The most common meaning of the word “Weed” is an unwanted plant that poses a threat to more desirable plants.  But on the farm it’s not always easy to tell them apart from crops.
Tomatoes, peppers and potatoes are all in the nightshade family.  Purple nightshade is also a very common weed on our farm.  When it is small, it looks very similar to its food-crop cousins.  This allows it often escape the gaze of workers hoeing around tomatoes or potatoes.  Once it gets full-size, it is easily recognizable due to its tiny purple berries.  But it is also tremendously hard to remove by them, having established large and healthy roots similar to those of a tomato plant.
Beets, spinach and chard are all members of the chenopod family.  Several species of this family are also among the most common annual weeds in California:  lambsquarters and Pigweed Amaranth.  The tiny seedlings of all these plants appear to even the trained eye as almost identical.  Unfortunately, the wild cousins grow much more aggressively and quickly than their domestic relatives.  By the time it’s easy to identify which is which, the weeds have often completely taken over.
Sometimes it seems like we should be eating the weeds instead of the crops.  But while they are technically edible, Lambsquarters have enormous amounts of oxalyic acid that make them unpalatable, while Amaranth has fuzzy leaves that verge on prickly.  Both have tough, woody stems.
One of the most persistent and difficult to control weeds in California and many other states is Field Bindweed, a member of the Morning Glory family.  This is a perennial weed whose roots live deep underground where they are nearly impossible to eradicate, even with the strongest herbicides.  Its vines can grow 10 feet, sprawling over the ground or twining up other plants, stealing both their sunlight and their water.
Humans have adapted several strains of morning glory, taking advantage of their prolific nature to provide food crops.  In tropical regions, morning glory varieties are eaten cooked like spinach and have a very similar flavor.  There are also dozens of ornamental varieties.  And here in California as well as numerous other states, farmers grow a type of morning glory whose roots swell just below ground to produce sweet, edible tubers with enormous nutritional value.:
Sweet Potatoes grow just like their weedy cousin, but with much bigger leaves.  They have few pests and require little fertilizer and water while producing truly tremendous yields.  The only problem with sweet potatoes is a significant one:  getting them out of the ground.  Unlike potatoes or carrots, whose edible portion grows just below the plant in a fairly compact area, sweet potatoes make long, wandering roots.  The tubers can reach down more than 2 feet below the soil and as far as 3 feet away from the plant.  This makes it more time-consuming and complicated to get them out of the ground without damaging them.  It also limits the types of soil where they can be grown commercially.

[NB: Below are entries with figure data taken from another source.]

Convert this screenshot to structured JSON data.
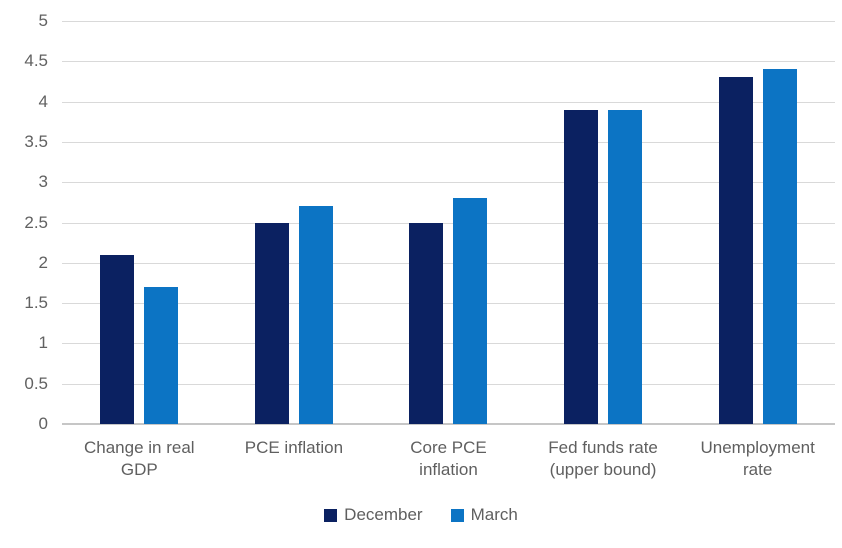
{
  "chart_data": {
    "type": "bar",
    "categories": [
      "Change in real GDP",
      "PCE inflation",
      "Core PCE inflation",
      "Fed funds rate (upper bound)",
      "Unemployment rate"
    ],
    "series": [
      {
        "name": "December",
        "color": "#0b2161",
        "values": [
          2.1,
          2.5,
          2.5,
          3.9,
          4.3
        ]
      },
      {
        "name": "March",
        "color": "#0c74c4",
        "values": [
          1.7,
          2.7,
          2.8,
          3.9,
          4.4
        ]
      }
    ],
    "title": "",
    "xlabel": "",
    "ylabel": "",
    "ylim": [
      0,
      5
    ],
    "ytick_step": 0.5,
    "yticks": [
      "5",
      "4.5",
      "4",
      "3.5",
      "3",
      "2.5",
      "2",
      "1.5",
      "1",
      "0.5",
      "0"
    ],
    "grid": true,
    "legend_position": "bottom",
    "colors": {
      "gridline": "#d9d9d9",
      "baseline": "#c6c6c6",
      "axis_text": "#616161",
      "label_text": "#5f5f5f",
      "background": "#ffffff"
    }
  }
}
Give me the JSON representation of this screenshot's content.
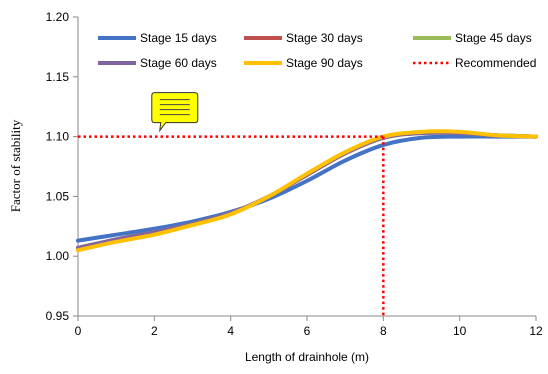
{
  "chart_data": {
    "type": "line",
    "xlabel": "Length of drainhole (m)",
    "ylabel": "Factor of stability",
    "xlim": [
      0,
      12
    ],
    "ylim": [
      0.95,
      1.2
    ],
    "x_ticks": [
      0,
      2,
      4,
      6,
      8,
      10,
      12
    ],
    "y_ticks": [
      "0.95",
      "1.00",
      "1.05",
      "1.10",
      "1.15",
      "1.20"
    ],
    "grid": false,
    "legend": {
      "placement": "top",
      "columns": 3
    },
    "series": [
      {
        "name": "Stage 15 days",
        "color": "#4472C4",
        "x": [
          0,
          1,
          2,
          3,
          4,
          5,
          6,
          7,
          8,
          9,
          10,
          11,
          12
        ],
        "y": [
          1.013,
          1.018,
          1.023,
          1.029,
          1.037,
          1.048,
          1.063,
          1.08,
          1.093,
          1.099,
          1.1,
          1.1,
          1.1
        ]
      },
      {
        "name": "Stage 30 days",
        "color": "#C0504D",
        "x": [
          0,
          1,
          2,
          3,
          4,
          5,
          6,
          7,
          8,
          9,
          10,
          11,
          12
        ],
        "y": [
          1.007,
          1.014,
          1.02,
          1.027,
          1.036,
          1.05,
          1.068,
          1.086,
          1.099,
          1.103,
          1.103,
          1.101,
          1.1
        ]
      },
      {
        "name": "Stage 45 days",
        "color": "#9BBB59",
        "x": [
          0,
          1,
          2,
          3,
          4,
          5,
          6,
          7,
          8,
          9,
          10,
          11,
          12
        ],
        "y": [
          1.007,
          1.014,
          1.02,
          1.027,
          1.036,
          1.05,
          1.068,
          1.086,
          1.099,
          1.103,
          1.103,
          1.101,
          1.1
        ]
      },
      {
        "name": "Stage 60 days",
        "color": "#8064A2",
        "x": [
          0,
          1,
          2,
          3,
          4,
          5,
          6,
          7,
          8,
          9,
          10,
          11,
          12
        ],
        "y": [
          1.007,
          1.014,
          1.02,
          1.027,
          1.036,
          1.05,
          1.068,
          1.086,
          1.099,
          1.103,
          1.103,
          1.101,
          1.1
        ]
      },
      {
        "name": "Stage 90 days",
        "color": "#FFC000",
        "x": [
          0,
          1,
          2,
          3,
          4,
          5,
          6,
          7,
          8,
          9,
          10,
          11,
          12
        ],
        "y": [
          1.005,
          1.012,
          1.018,
          1.026,
          1.035,
          1.05,
          1.069,
          1.087,
          1.1,
          1.104,
          1.104,
          1.101,
          1.1
        ]
      }
    ],
    "reference": {
      "name": "Recommended",
      "color": "#FF0000",
      "style": "dotted",
      "horizontal_y": 1.1,
      "vertical_x": 8
    },
    "annotation": {
      "type": "note-icon",
      "color": "#FFFF00",
      "anchor_x": 2.3,
      "anchor_y": 1.1
    }
  }
}
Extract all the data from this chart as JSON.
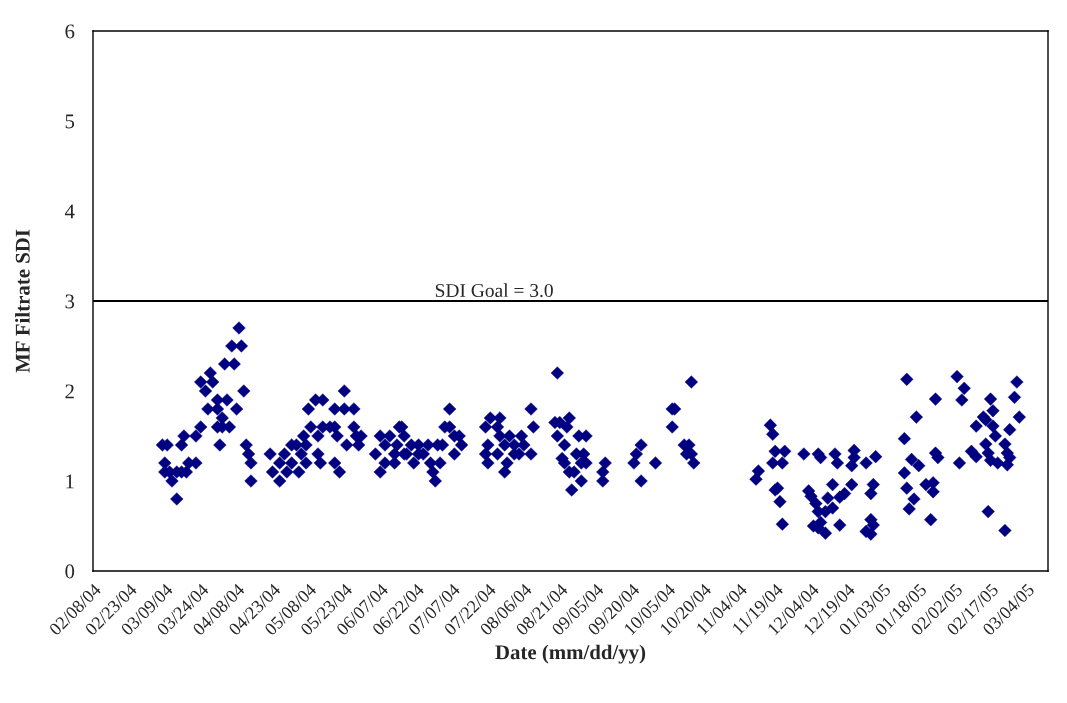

We use the same harvesting machine to harvest both potatoes and sweet potatoes.  But while we can harvest an acre of potatoes in a day or so, it takes 3 times as long to harvest the sweet potatoes.  And even with the digging machine set as deep as it can go — about two feet down — we still routinely break tubers that have grown down even deeper than that.
Unlike the roots of field bindweed though, the sweet potato tubers we leave behind after harvest will not resprout next year and grow anew.  That’s the only thing that keeps sweet potatoes from being a weed.